Deloitte dévoile les principales tendances qui marqueront l'industrie des fusions-acquisitions en 2015. Après une année 2014 qui a été marquée par le retour de la France sur la scène internationale, le cabinet estime que le rebond de l'activité devrait se poursuivre en 2015.

« L'année 2014 a été marquée par un retour des mega-deals et une reprise forte des opérations de fusions-acquisitions, renouant avec des niveaux proches de l'année record 2007. La France signe son retour sur la scène M&A internationale, en grimpant de la 10ème place à la 4ème place et en enregistrant une importante hausse de l'activité en valeur (+226%). L'année 2015 devrait suivre la même direction. Les conditions macroéconomiques sont favorables. La dépréciation de l'euro, le faible cours du baril, le quantitative easing, les liquidités abondantes disponibles sur le marché sont autant de signaux positifs pour 2015, qui visent à redonner la confiance et dynamiser le marché.», explique Sami Rahal, Associé responsable Financial Advisory chez Deloitte.


« Nous avons identifié plusieurs paramètres pouvant avoir une incidence sur le marché. Ils sont susceptibles de favoriser des opérations de fusions-acquisitions à plusieurs niveaux. Que ce soit pour pallier l'absence de croissance organique, pour l'amélioration de la performance ou pour des opérations d'acquisitions de briques technologiques, les entreprises devraient être en mesure de passer à l'action. », poursuit Vincent Batlle, Associé responsable des activités Transactions chez Deloitte.

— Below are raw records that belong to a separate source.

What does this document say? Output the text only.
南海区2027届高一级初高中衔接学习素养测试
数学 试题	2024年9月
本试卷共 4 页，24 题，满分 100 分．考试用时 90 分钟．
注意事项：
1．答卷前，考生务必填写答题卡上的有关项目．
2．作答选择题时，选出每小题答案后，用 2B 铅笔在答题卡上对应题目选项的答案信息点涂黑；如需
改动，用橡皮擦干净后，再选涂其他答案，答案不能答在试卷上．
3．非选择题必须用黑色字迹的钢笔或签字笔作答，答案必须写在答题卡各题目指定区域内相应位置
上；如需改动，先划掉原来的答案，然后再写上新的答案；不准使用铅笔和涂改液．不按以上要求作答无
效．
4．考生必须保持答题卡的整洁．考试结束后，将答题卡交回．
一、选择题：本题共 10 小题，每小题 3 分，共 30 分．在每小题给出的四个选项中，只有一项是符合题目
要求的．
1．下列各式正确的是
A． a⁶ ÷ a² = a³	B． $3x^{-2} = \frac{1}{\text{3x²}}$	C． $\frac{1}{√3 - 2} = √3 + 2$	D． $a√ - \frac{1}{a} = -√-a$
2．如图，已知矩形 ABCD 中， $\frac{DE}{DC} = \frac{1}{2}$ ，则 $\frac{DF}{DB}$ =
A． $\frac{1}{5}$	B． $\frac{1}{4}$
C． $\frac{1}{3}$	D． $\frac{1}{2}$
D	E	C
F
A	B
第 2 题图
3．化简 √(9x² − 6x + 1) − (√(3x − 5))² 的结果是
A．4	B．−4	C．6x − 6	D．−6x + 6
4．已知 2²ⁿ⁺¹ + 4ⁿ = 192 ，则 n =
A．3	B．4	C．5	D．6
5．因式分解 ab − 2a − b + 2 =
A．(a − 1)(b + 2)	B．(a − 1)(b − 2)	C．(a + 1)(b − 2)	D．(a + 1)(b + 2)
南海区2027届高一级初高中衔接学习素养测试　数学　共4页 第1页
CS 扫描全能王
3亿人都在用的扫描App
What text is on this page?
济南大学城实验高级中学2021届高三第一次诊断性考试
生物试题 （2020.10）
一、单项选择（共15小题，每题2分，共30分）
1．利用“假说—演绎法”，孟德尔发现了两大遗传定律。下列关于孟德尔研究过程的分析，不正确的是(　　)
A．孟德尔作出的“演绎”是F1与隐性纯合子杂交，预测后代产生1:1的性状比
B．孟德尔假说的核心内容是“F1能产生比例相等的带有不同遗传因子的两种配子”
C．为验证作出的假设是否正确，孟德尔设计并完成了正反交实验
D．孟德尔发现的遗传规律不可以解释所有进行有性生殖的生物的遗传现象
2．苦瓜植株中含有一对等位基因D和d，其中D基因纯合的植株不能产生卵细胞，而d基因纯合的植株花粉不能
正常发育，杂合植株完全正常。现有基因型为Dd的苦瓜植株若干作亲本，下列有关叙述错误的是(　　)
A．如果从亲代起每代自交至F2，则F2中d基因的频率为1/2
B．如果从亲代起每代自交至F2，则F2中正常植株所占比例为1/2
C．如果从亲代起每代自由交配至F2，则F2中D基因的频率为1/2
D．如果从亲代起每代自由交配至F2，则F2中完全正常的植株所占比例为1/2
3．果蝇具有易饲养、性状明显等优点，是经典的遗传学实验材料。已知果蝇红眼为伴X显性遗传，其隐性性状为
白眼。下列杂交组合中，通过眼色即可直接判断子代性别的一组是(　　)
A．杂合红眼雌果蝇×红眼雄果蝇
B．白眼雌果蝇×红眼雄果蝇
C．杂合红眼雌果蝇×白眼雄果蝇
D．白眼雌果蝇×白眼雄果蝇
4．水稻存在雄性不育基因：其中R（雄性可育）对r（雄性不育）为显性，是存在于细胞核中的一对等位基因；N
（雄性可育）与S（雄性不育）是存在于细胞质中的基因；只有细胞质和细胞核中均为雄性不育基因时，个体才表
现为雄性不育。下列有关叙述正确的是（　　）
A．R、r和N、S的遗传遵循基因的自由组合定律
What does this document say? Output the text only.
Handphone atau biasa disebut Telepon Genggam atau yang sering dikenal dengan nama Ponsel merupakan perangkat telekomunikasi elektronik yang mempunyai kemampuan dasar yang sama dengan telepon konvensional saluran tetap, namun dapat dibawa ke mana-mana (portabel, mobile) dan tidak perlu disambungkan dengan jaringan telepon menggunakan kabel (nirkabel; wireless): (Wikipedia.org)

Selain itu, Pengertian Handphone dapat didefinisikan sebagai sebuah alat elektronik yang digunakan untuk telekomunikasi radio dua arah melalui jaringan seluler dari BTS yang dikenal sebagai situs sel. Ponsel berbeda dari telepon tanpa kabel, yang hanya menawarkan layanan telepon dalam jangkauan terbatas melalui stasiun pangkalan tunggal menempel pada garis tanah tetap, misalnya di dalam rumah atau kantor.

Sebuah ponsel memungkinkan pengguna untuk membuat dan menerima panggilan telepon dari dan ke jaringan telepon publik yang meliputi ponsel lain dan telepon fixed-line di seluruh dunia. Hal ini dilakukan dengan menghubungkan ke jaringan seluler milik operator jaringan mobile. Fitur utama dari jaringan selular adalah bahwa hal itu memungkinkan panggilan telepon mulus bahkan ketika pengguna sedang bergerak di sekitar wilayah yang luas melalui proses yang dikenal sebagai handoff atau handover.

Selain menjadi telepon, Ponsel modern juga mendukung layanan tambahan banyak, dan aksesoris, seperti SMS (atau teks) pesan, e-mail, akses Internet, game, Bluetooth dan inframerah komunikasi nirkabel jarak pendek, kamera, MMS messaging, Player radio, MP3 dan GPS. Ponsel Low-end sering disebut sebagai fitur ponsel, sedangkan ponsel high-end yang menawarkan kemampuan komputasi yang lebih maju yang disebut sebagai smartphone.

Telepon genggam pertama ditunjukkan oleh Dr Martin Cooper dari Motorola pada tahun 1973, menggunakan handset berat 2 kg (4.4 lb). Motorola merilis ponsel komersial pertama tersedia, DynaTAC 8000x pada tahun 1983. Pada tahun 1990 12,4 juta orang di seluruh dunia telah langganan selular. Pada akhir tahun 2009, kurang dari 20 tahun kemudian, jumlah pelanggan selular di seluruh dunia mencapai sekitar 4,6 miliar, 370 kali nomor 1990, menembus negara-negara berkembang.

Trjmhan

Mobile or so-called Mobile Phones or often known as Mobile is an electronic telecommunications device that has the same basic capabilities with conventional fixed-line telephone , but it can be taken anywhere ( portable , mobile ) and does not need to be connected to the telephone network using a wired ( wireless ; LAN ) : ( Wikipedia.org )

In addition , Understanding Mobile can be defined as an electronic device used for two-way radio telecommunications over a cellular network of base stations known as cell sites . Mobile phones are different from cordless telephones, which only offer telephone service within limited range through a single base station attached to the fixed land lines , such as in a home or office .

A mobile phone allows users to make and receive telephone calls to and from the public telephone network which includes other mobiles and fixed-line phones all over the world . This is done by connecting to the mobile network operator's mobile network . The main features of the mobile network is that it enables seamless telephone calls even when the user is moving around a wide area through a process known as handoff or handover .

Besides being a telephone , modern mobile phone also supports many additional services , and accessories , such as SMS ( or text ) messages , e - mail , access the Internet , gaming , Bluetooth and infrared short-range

Les 9 grandes tendances qui marqueront l'année du M&A en 2015

 

  1. Le retour des IPO, option de sortie pour des actifs sous LBO mais aussi source de capitaux concurrente pour les investisseurs en capital (Private Equity).
  2. Les fluctuations de change, opportunité d'arbitrage mais aussi facteur de risques pour les transactions.
  3. La montée en régime des revues stratégiques de portefeuilles et des carve-out. La revue des actifs devraient amener les entreprises à céder les activités non stratégiques.
  4. Le rôle des autorités de concurrence qui exigent des cessions d'actifs dans le but d'éviter les situations de concentration trop forte suite à des rapprochements industriels.
  5. La pression croissante des fonds activistes
    Les activistes américains sont de retour dans le CAC 40 même si ils sont moins actifs qu'aux Etats-Unis. Leur présence pousse les dirigeants à créer davantage de valeur, ce qui peut passer par des cessions, accélérant les revues stratégiques de portefeuille, ou des acquisitions.
  6. La montée en puissance des fonds souverains
    Les fonds en provenance d'Asie ou du Moyen-Orient se montrent de plus en plus actifs en Europe et en France, investissant en direct avec une exigence moindre en rendement du capital.
  7. La prise en compte dans les LBO du caractère international et innovant de la cible, alpha et oméga de la création de valeur.
  8. Le nouveau paradigme chinois
    La Chine vient de relever le seuil d'approbation préalable des investissements par les autorités à 1 milliard de dollars. Cette réforme s'est déjà traduite par une augmentation sensible des investissements chinois en Europe et aux US (+13 milliards en 2014), par exemple dans le Club-Med, PSA ou l'aéroport de Toulouse-Blagnac.
  9. La montée en puissance des investissements américains en France
    Les entreprises françaises se sont montrées particulièrement actives sur le front des acquisitions aux Etats-Unis, ce mouvement pourrait un peu ralentir en raison de l'effet de change. L'an passé, les investissements européens vers les Etats-Unis ont augmenté de 172,5 milliards de dollars (+194,5% par rapport à 2013). Réciproquement, les investissements américains en Europe ont augmenté de 142,3%, atteignant 181,7 milliards de dollars.